- Born: 1992
- Died: 20 July 2023 (aged 31) Canóvanas, Puerto Rico
- Occupation: Horse racing jockey
- Children: 2

= Luis Hiraldo =

Puerto Rican jockey (1992–2023)

Luis Hiraldo Carrasquillo (1992 – 20 July 2023) was a Puerto Rican horse racing jockey. A winner of 14 horse racing classics, he won 1,118 out of the 6,506 races in which he participated.

== Career ==
Hiraldo debuted in 2010. He won 177 races in Puerto Rico that year, having participated in 958, to become the top rookie in that country for that year and the second-winningest jockey there in 2010, behind Juan Carlos Diaz.

In 2013, Hiraldo participated in the Clasico del Caribe horse racing classic in Panama City, Panama, riding a horse named "Son de Goma". He and the horse finished in fourth place in that international competition. He had won two-thirds of the Puerto Rican triple crown that year with the same horse.

Also during 2013, Hiraldo suffered a dangerous injury when, riding on the fifth race of the day on May 26, 2013, his horse, El Bomberito, suffered an injury and fell to the ground, Hiraldo then getting run over by a horse named New Government, which was commanded by jockey Hector Miguel Diaz, who tried unsuccessfully to evade Hiraldo. Hiraldo was hospitalized at Centro Medico hospital in San Juan and later at Hospital Industrial with a small injury to one of his ribs. As a consequence of the accident Hiraldo was unable to compete in that year's "Governor's Cup".
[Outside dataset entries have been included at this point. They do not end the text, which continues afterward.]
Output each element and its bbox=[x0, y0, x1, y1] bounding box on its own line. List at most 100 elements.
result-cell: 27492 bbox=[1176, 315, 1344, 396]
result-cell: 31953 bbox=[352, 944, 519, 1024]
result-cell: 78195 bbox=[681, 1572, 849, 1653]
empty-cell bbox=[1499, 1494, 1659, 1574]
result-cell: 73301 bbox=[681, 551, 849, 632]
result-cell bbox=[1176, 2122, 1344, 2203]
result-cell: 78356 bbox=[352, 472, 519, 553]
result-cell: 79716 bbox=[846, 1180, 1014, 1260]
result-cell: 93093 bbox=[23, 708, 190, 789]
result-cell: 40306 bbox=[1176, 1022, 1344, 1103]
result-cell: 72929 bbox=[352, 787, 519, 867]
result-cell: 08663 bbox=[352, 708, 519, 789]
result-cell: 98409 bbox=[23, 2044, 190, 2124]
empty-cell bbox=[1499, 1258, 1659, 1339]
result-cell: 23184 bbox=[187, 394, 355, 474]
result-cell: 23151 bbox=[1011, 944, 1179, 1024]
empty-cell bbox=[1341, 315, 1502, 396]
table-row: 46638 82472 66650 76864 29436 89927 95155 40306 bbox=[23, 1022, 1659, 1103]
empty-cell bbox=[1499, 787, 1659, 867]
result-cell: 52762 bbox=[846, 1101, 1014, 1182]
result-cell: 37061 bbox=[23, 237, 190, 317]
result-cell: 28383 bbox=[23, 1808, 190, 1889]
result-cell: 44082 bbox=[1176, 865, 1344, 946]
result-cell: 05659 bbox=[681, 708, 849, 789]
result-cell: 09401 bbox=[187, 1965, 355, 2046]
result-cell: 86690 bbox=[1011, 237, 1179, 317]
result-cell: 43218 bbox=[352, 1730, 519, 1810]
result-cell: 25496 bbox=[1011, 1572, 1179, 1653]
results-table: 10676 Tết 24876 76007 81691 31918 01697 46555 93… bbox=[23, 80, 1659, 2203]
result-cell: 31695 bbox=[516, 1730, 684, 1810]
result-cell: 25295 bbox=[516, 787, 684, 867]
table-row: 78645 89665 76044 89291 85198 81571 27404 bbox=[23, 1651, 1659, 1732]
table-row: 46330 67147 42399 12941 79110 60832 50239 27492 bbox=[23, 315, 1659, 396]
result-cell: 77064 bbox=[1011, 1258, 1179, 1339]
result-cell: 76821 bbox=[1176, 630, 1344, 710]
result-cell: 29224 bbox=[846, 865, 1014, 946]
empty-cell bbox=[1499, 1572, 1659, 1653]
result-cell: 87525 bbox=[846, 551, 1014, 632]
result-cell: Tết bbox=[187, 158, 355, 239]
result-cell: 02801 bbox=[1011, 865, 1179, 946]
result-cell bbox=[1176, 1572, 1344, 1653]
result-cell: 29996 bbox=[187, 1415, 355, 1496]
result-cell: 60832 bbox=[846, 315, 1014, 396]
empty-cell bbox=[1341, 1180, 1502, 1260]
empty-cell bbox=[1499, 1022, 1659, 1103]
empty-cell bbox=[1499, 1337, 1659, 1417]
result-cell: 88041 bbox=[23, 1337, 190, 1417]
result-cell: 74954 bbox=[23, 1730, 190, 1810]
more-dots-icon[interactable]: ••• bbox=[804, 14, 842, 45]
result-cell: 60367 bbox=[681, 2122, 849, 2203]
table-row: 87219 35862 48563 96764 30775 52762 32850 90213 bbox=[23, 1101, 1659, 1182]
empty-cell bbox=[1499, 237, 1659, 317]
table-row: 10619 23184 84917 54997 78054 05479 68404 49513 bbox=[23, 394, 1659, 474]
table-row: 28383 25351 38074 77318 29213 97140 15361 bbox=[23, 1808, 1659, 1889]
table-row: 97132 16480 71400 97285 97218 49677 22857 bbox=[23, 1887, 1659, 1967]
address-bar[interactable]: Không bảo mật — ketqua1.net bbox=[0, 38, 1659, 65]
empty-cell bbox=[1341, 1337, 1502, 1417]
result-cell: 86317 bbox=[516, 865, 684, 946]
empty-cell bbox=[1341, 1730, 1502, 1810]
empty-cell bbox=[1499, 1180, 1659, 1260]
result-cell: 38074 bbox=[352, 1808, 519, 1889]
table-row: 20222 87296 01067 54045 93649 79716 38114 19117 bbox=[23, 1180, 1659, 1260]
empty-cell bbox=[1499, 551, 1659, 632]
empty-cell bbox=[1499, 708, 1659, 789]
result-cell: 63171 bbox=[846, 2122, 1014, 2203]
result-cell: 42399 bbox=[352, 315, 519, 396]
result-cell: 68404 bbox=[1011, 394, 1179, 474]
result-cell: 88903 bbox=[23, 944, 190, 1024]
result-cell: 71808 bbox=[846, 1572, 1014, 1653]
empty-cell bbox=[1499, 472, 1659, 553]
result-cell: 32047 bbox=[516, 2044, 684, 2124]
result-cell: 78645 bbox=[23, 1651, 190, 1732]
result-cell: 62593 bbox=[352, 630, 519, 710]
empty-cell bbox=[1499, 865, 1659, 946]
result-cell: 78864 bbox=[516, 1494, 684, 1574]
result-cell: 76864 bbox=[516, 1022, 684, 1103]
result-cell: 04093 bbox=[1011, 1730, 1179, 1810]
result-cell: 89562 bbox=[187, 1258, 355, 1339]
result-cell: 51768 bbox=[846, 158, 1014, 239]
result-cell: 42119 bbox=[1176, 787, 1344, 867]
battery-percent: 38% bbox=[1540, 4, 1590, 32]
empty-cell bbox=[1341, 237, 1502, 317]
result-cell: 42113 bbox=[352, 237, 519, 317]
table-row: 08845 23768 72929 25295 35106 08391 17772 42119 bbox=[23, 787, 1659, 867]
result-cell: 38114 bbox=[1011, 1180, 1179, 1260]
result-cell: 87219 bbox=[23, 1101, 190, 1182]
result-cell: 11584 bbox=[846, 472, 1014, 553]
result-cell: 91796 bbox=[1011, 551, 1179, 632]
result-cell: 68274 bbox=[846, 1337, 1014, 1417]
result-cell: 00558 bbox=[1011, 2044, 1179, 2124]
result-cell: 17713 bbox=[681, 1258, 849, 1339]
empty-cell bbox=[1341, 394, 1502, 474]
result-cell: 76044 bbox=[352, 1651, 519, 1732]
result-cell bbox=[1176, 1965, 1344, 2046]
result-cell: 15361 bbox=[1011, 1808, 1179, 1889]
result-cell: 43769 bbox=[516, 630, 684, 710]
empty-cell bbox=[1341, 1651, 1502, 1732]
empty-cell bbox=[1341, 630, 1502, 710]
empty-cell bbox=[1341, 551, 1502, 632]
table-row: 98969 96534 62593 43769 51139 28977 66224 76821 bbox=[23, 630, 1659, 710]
On 14 July 2023, Hiraldo won what turned out to be his last victory, riding a horse named "El Profe".

== Personal life and death ==
Hiraldo had a son and a daughter.

On 20 July 2023, someone called the 9-1-1 emergency number in Puerto Rico to report a medical emergency at Hiraldo's home in Canovanas, Puerto Rico. When the emergency personnel arrived, they found Hiraldo's body. Puerto Rican police are investigating the case. Hiraldo was 31.

=== Reactions to his death ===
Axel Vizcarra, president of the Puerto Rican Jockeys Confederation, was one of the first prominent figures to react to Hiraldo's death, declaring that "It's news that has everyone consternated. Luis was very well liked by everyone in horse racing, particularly so his race mates. Our wish is to send a message of solidarity to his family and his small children. (His death) took us all by surprise. He kept working with the horses. This leaves us surprised."

For their part, Hipódromo Camarero officials noted that "Hipódromo Camarero joins in the sorrow that has overcome the family of professional jockey Luis Hiraldo, who died today, on Thursday ... we extend a strong hug to his family, with the most fervent desire for strength and for Luis to be resting in peace with the Lord."